13-16 Two major types of signals have been described to regulate targeting and trafficking of a number of receptor proteins: (1) a tyrosine-based YXXØ sequence in which Ø is an amino acid with a bulky hydrophobic group; and (2) dileucine-based LL motifs in which the latter leucine may be replaced by a hydrophobic amino acid residue.16-19 Depending on the primary sequence context and the FK506 relative position of
the motif relative to the membrane, these motifs serve as plasma membrane targeting signals.20, 21 They are also used for efficient sorting to the endosomal system where the protein may be recycled or transported to the lysosome for degradation.22 Adaptin 2 (AP2) is a plasma membrane–localized clathrin adaptor whose subunits bind directly to tyrosine-based YxxØ or NPXY internalization motifs within cytoplasmic or transmembrane regions of proteins to mediate clathrin-dependent endocytosis.23-27 For example, the cytosolic domain of another ABC transporter, cystic fibrosis transmembrane regulator (CFTR) has numerous consensus endocytic motifs that regulate the clathrin-dependent endocytosis.14, 28 However, the presence
of discrete sorting signals in the cytosolic tail of BSEP has not been elucidated.
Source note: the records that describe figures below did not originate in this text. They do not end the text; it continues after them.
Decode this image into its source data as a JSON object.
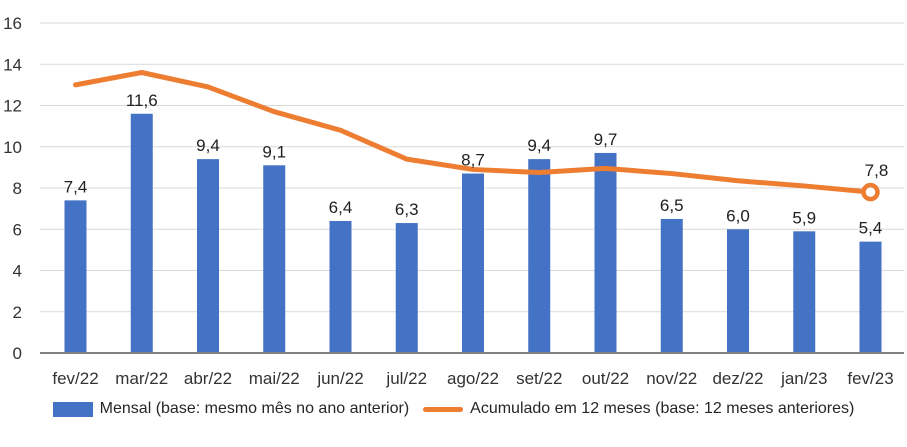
{
  "chart_data": {
    "type": "bar",
    "subtype": "combo-bar-line",
    "title": "",
    "xlabel": "",
    "ylabel": "",
    "ylim": [
      0,
      16
    ],
    "yticks": [
      0,
      2,
      4,
      6,
      8,
      10,
      12,
      14,
      16
    ],
    "grid": true,
    "legend_position": "bottom",
    "categories": [
      "fev/22",
      "mar/22",
      "abr/22",
      "mai/22",
      "jun/22",
      "jul/22",
      "ago/22",
      "set/22",
      "out/22",
      "nov/22",
      "dez/22",
      "jan/23",
      "fev/23"
    ],
    "series": [
      {
        "name": "Mensal (base: mesmo mês no ano anterior)",
        "type": "bar",
        "color": "#4472C4",
        "values": [
          7.4,
          11.6,
          9.4,
          9.1,
          6.4,
          6.3,
          8.7,
          9.4,
          9.7,
          6.5,
          6.0,
          5.9,
          5.4
        ],
        "labels": [
          "7,4",
          "11,6",
          "9,4",
          "9,1",
          "6,4",
          "6,3",
          "8,7",
          "9,4",
          "9,7",
          "6,5",
          "6,0",
          "5,9",
          "5,4"
        ]
      },
      {
        "name": "Acumulado em 12 meses (base: 12 meses anteriores)",
        "type": "line",
        "color": "#ED7D31",
        "values": [
          13.0,
          13.6,
          12.9,
          11.7,
          10.8,
          9.4,
          8.9,
          8.75,
          8.95,
          8.7,
          8.35,
          8.1,
          7.8
        ],
        "end_label": "7,8",
        "end_marker": "open-circle"
      }
    ],
    "colors": {
      "bar": "#4472C4",
      "line": "#ED7D31",
      "gridline": "#D9D9D9",
      "axis_line": "#808080",
      "tick_text": "#333333",
      "data_label_text": "#1f1f1f",
      "marker_fill": "#ffffff"
    }
  }
}
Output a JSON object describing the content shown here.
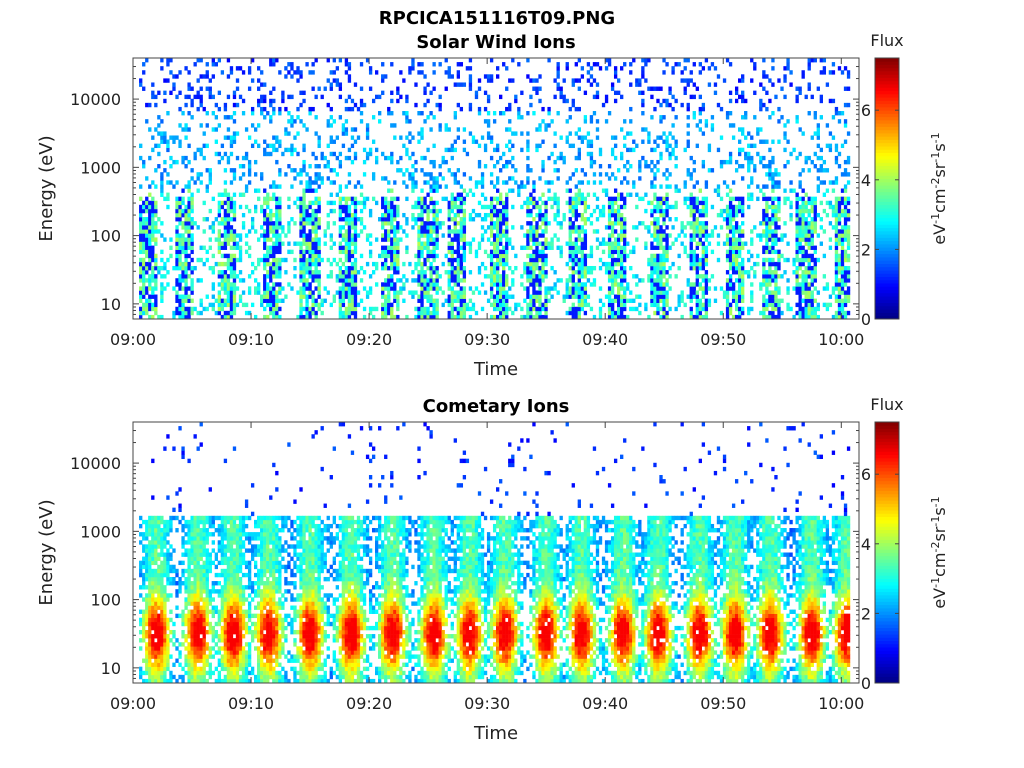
{
  "title": "RPCICA151116T09.PNG",
  "chart_data": [
    {
      "type": "heatmap",
      "title": "Solar Wind Ions",
      "xlabel": "Time",
      "ylabel": "Energy (eV)",
      "x_range": [
        "09:00",
        "10:01"
      ],
      "x_ticks": [
        "09:00",
        "09:10",
        "09:20",
        "09:30",
        "09:40",
        "09:50",
        "10:00"
      ],
      "y_scale": "log",
      "y_range": [
        6,
        40000
      ],
      "y_ticks": [
        "10",
        "100",
        "1000",
        "10000"
      ],
      "colorbar": {
        "title": "Flux",
        "label": "eV-1cm-2sr-1s-1",
        "range": [
          0,
          7.5
        ],
        "ticks": [
          "0",
          "2",
          "4",
          "6"
        ]
      },
      "colormap": "jet",
      "pulse_times_min": [
        1.3,
        4.3,
        8.0,
        11.8,
        15.0,
        18.2,
        21.8,
        25.0,
        27.5,
        31.0,
        34.2,
        37.6,
        41.0,
        44.5,
        48.0,
        51.0,
        54.0,
        57.0,
        60.2
      ],
      "description_values": {
        "background_flux_typical": 1.5,
        "low_energy_pulse_flux": 3.0,
        "max_flux": 3.5
      }
    },
    {
      "type": "heatmap",
      "title": "Cometary Ions",
      "xlabel": "Time",
      "ylabel": "Energy (eV)",
      "x_range": [
        "09:00",
        "10:01"
      ],
      "x_ticks": [
        "09:00",
        "09:10",
        "09:20",
        "09:30",
        "09:40",
        "09:50",
        "10:00"
      ],
      "y_scale": "log",
      "y_range": [
        6,
        40000
      ],
      "y_ticks": [
        "10",
        "100",
        "1000",
        "10000"
      ],
      "colorbar": {
        "title": "Flux",
        "label": "eV-1cm-2sr-1s-1",
        "range": [
          0,
          7.5
        ],
        "ticks": [
          "0",
          "2",
          "4",
          "6"
        ]
      },
      "colormap": "jet",
      "pulse_times_min": [
        2.0,
        5.5,
        8.5,
        11.5,
        15.0,
        18.5,
        22.0,
        25.5,
        28.5,
        31.5,
        35.0,
        38.0,
        41.5,
        44.5,
        48.0,
        51.0,
        54.0,
        57.5,
        60.5
      ],
      "description_values": {
        "peak_flux_near_20eV": 6.0,
        "flux_at_100eV": 3.5,
        "flux_at_500eV": 2.0
      }
    }
  ]
}
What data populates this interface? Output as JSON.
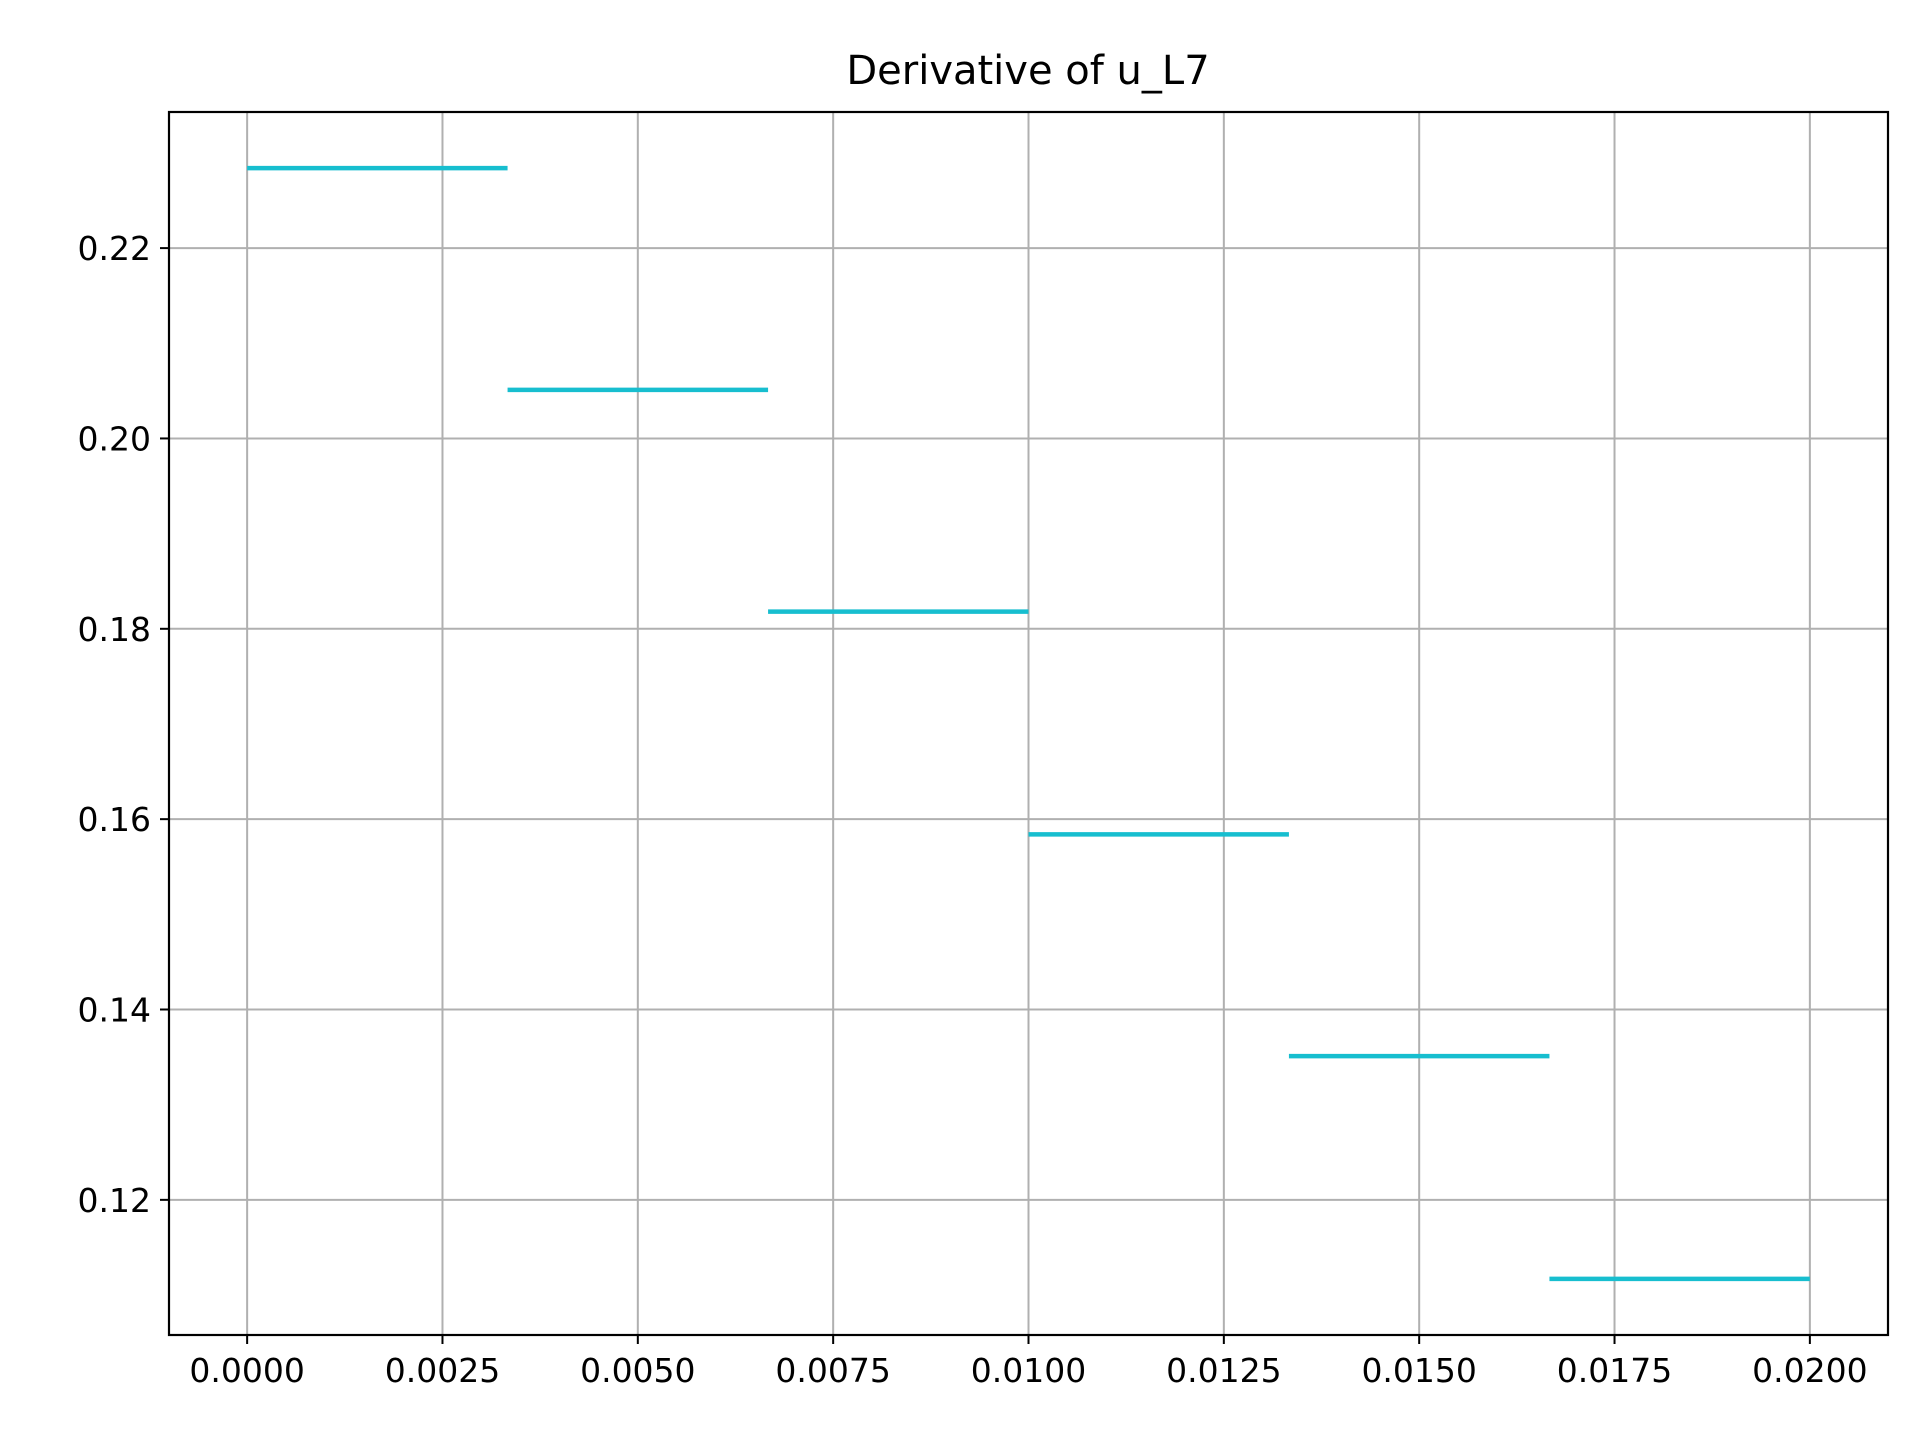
{
  "chart_data": {
    "type": "line",
    "title": "Derivative of u_L7",
    "xlabel": "",
    "ylabel": "",
    "xlim": [
      -0.001,
      0.021
    ],
    "ylim": [
      0.1058,
      0.2343
    ],
    "grid": true,
    "color": "#17becf",
    "x_ticks": [
      0.0,
      0.0025,
      0.005,
      0.0075,
      0.01,
      0.0125,
      0.015,
      0.0175,
      0.02
    ],
    "x_tick_labels": [
      "0.0000",
      "0.0025",
      "0.0050",
      "0.0075",
      "0.0100",
      "0.0125",
      "0.0150",
      "0.0175",
      "0.0200"
    ],
    "y_ticks": [
      0.12,
      0.14,
      0.16,
      0.18,
      0.2,
      0.22
    ],
    "y_tick_labels": [
      "0.12",
      "0.14",
      "0.16",
      "0.18",
      "0.20",
      "0.22"
    ],
    "series": [
      {
        "segments": [
          {
            "x": [
              0.0,
              0.003333
            ],
            "y": [
              0.2284,
              0.2284
            ]
          },
          {
            "x": [
              0.003333,
              0.006667
            ],
            "y": [
              0.2051,
              0.2051
            ]
          },
          {
            "x": [
              0.006667,
              0.01
            ],
            "y": [
              0.1818,
              0.1818
            ]
          },
          {
            "x": [
              0.01,
              0.013333
            ],
            "y": [
              0.1584,
              0.1584
            ]
          },
          {
            "x": [
              0.013333,
              0.016667
            ],
            "y": [
              0.1351,
              0.1351
            ]
          },
          {
            "x": [
              0.016667,
              0.02
            ],
            "y": [
              0.1117,
              0.1117
            ]
          }
        ]
      }
    ]
  }
}
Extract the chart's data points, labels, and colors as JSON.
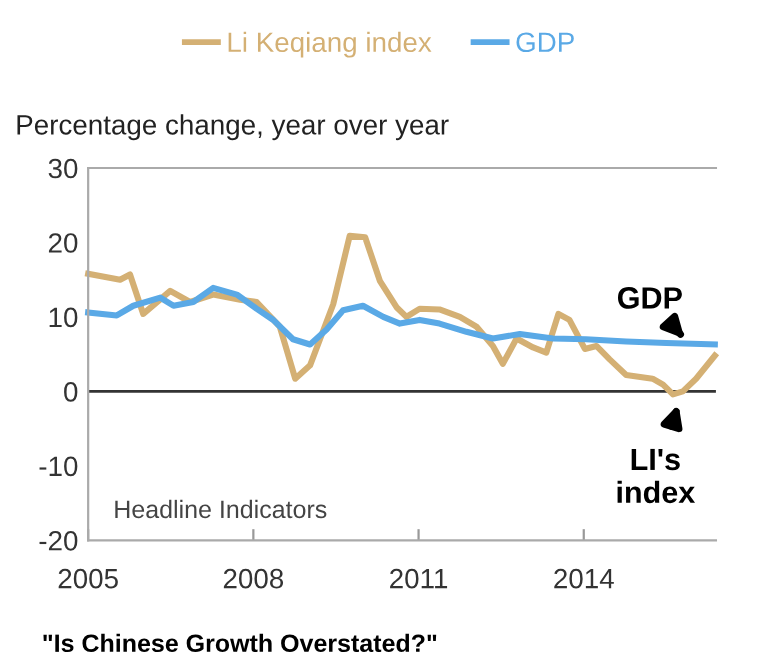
{
  "chart_data": {
    "type": "line",
    "ylabel": "Percentage change, year over year",
    "series": [
      {
        "name": "Li Keqiang index",
        "color": "#d4b074",
        "x": [
          2005.0,
          2005.58,
          2005.76,
          2006.0,
          2006.49,
          2006.85,
          2007.27,
          2007.76,
          2008.06,
          2008.48,
          2008.76,
          2009.03,
          2009.45,
          2009.75,
          2010.03,
          2010.3,
          2010.6,
          2010.78,
          2011.02,
          2011.38,
          2011.75,
          2012.05,
          2012.35,
          2012.53,
          2012.78,
          2013.08,
          2013.32,
          2013.54,
          2013.74,
          2014.02,
          2014.23,
          2014.47,
          2014.77,
          2015.25,
          2015.44,
          2015.62,
          2015.8,
          2016.04,
          2016.38
        ],
        "values": [
          15.8,
          15.0,
          15.7,
          10.4,
          13.5,
          12.0,
          13.0,
          12.3,
          12.0,
          8.7,
          1.7,
          3.5,
          11.7,
          20.9,
          20.7,
          14.8,
          11.3,
          10.0,
          11.1,
          11.0,
          10.0,
          8.7,
          6.1,
          3.7,
          7.1,
          5.9,
          5.2,
          10.4,
          9.6,
          5.7,
          6.1,
          4.3,
          2.2,
          1.7,
          0.9,
          -0.4,
          0,
          1.7,
          4.8
        ]
      },
      {
        "name": "GDP",
        "color": "#5aa9e6",
        "x": [
          2005.0,
          2005.52,
          2005.82,
          2006.31,
          2006.55,
          2006.91,
          2007.27,
          2007.7,
          2008.06,
          2008.36,
          2008.72,
          2009.03,
          2009.33,
          2009.63,
          2009.99,
          2010.36,
          2010.66,
          2011.02,
          2011.38,
          2011.87,
          2012.35,
          2012.84,
          2013.44,
          2014.04,
          2014.77,
          2015.5,
          2016.38
        ],
        "values": [
          10.6,
          10.2,
          11.5,
          12.6,
          11.5,
          12.0,
          13.9,
          13.0,
          11.1,
          9.6,
          7.0,
          6.3,
          8.3,
          10.9,
          11.5,
          10.0,
          9.1,
          9.6,
          9.1,
          8.0,
          7.1,
          7.7,
          7.1,
          7.0,
          6.7,
          6.5,
          6.3
        ]
      }
    ],
    "xlim": [
      2005,
      2016.4
    ],
    "xticks": [
      2005,
      2008,
      2011,
      2014
    ],
    "ylim": [
      -20,
      30
    ],
    "yticks": [
      30,
      20,
      10,
      0,
      -10,
      -20
    ],
    "ref_lines": [
      {
        "axis": "y",
        "value": 0,
        "color": "#333333"
      }
    ],
    "annotations": [
      "Headline Indicators",
      {
        "text": "GDP",
        "x": 2015.9,
        "y": 6.5
      },
      {
        "text": "LI's\nindex",
        "x": 2015.75,
        "y": -1
      },
      "\"Is Chinese Growth Overstated?\""
    ],
    "legend": "top",
    "grid": false,
    "marker": "none",
    "line_style": "solid"
  }
}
In this study, we tested whether the C-terminus of human BSEP has a targeting/trafficking signal and whether it contributes to the cell surface expression of BSEP. We demonstrated Acalabrutinib nmr by domain swapping using the C-terminal region of BSEP attached to Tac (interleukin-2 receptor α [IL-2Rα]) that an internalization motif is present in BSEP. Tac is a cell surface type 1 transmembrane
protein that is targeted to the plasma membrane by default. Tac chimeras have been extensively used for the identification of trafficking signals because of the monomeric nature of the Tac protein and the existence of highly specific N-terminal antibodies to track the chimeric protein.29 We identified by mutagenesis analysis the exact motif in BSEP as a YYKLV sequence. By transferring this YYKLV motif directly to Tac, we further showed that this mafosfamide motif is sufficient for internalization. Finally, we demonstrated that this motif is functional in the full-length human BSEP. ABC, ATP-binding cassette; AP, adaptin; ATP, adenosine triphosphate; ATPase, adenosine triphosphatase; BSA, bovine serum albumin; BSEP/Bsep, bile salt export pump; cAMP, cyclic adenosine monophosphate; CFTR, cystic fibrosis transmembrane regulator; ELISA, enzyme-linked immunosorbent assay; ER, endoplasmic reticulum; GTPase, guanosine triphosphatase; HRP, horseradish peroxidase; IL-2R α, interleukin-2 receptor α; Leu, leucine; MDCK, Madin–Darby canine kidney; MDR1, multidrug resistant 1 P.